Monday, February 20, 2012

Well, Still Waiting

What does someone who loves the market do on their day off? Watch the market of course and what a long day and night it has been. The deadline has come and go and at last report, 3:30 a.m. CET is when the announcement is coming, however the 10-page secret Greek Debt Sustainability report keeps leaking and it now looks like Greece needs not $130 bn, not $145 bn, but $245 bn to even take a shot at getting out of their hole.

At least the ECB is set and received their new shiny Greek bonds last week before all of this started, meaning that they won't be subject to any retroactive CAC clauses.

Watching and Waiting

I've been watching and waiting to see some sign of the Greek finance minister meeting outcome.
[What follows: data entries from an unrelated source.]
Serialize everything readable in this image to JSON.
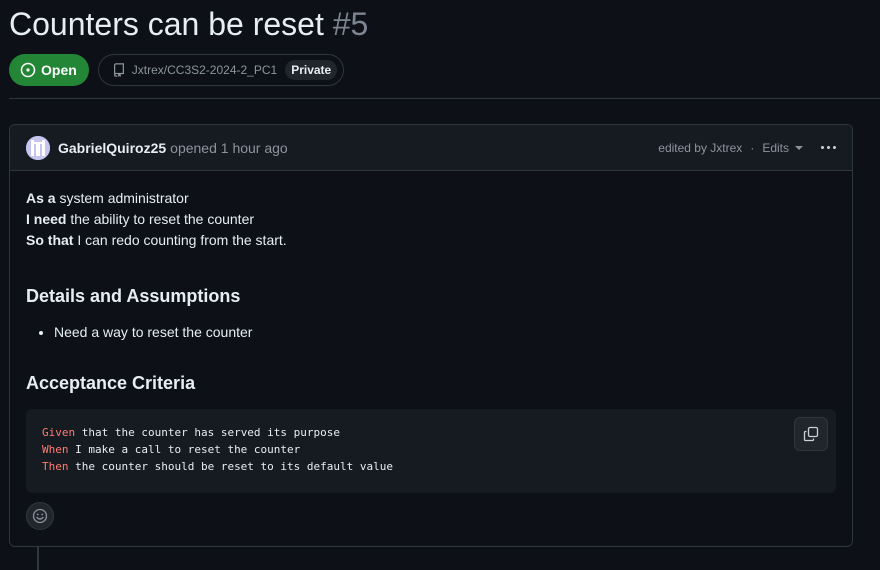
{
  "issue": {
    "title": "Counters can be reset",
    "number": "#5",
    "state": "Open",
    "repo": "Jxtrex/CC3S2-2024-2_PC1",
    "visibility": "Private"
  },
  "comment": {
    "author": "GabrielQuiroz25",
    "opened_text": "opened 1 hour ago",
    "edited_text": "edited by Jxtrex",
    "separator": "·",
    "edits_label": "Edits",
    "story": {
      "as_label": "As a",
      "as_text": " system administrator",
      "need_label": "I need",
      "need_text": " the ability to reset the counter",
      "so_label": "So that",
      "so_text": " I can redo counting from the start."
    },
    "details_heading": "Details and Assumptions",
    "details_items": [
      "Need a way to reset the counter"
    ],
    "criteria_heading": "Acceptance Criteria",
    "criteria_code": [
      {
        "keyword": "Given",
        "text": " that the counter has served its purpose"
      },
      {
        "keyword": "When",
        "text": " I make a call to reset the counter"
      },
      {
        "keyword": "Then",
        "text": " the counter should be reset to its default value"
      }
    ]
  },
  "colors": {
    "background": "#0d1117",
    "open_green": "#238636",
    "border": "#30363d",
    "muted": "#8b949e",
    "keyword_red": "#ff7b72"
  }
}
Early today, everything was peaches and cream, every article was a cut and paste of essentially what the media saw as a done deal. The announcement scheduled for 5 p.m. EDT has come and gone with no word.

This is the first article that I have seen that suggests there's real trouble and that Greece may in fact need a third bailout as things are even worse then the extra $15 bn euros needed since the $130 bn rescue was agreed on last October. So far the Euro isn't tipping their hand.

From the FT:


A “strictly confidential” report on Greece’s debt projections prepared for eurozone finance ministers reveals that Athens’ rescue programme has veered off track and suggests the Greek government may need another bail-out once the second rescue agreed this week runs out.
The 10-page debt sustainability analysis, distributed to senior eurozone officials last week but obtained by the Financial Times on Monday night, finds that even under the most optimistic scenario, the austerity measures being imposed on Athens risk a recession so deep that Greece will not be able to climb out of the debt hole over the course of the new €170bn bail-out.


The report makes clear why the fight over the new Greek bail-out has been so intense in recent days. A German-led group of creditor countries – including the Netherlands and Finland – has expressed extreme reluctance since they received the report about the advisability of allowing the second rescue to go through.

Perhaps this is why the German FM said Greece was a bottomless pit last week.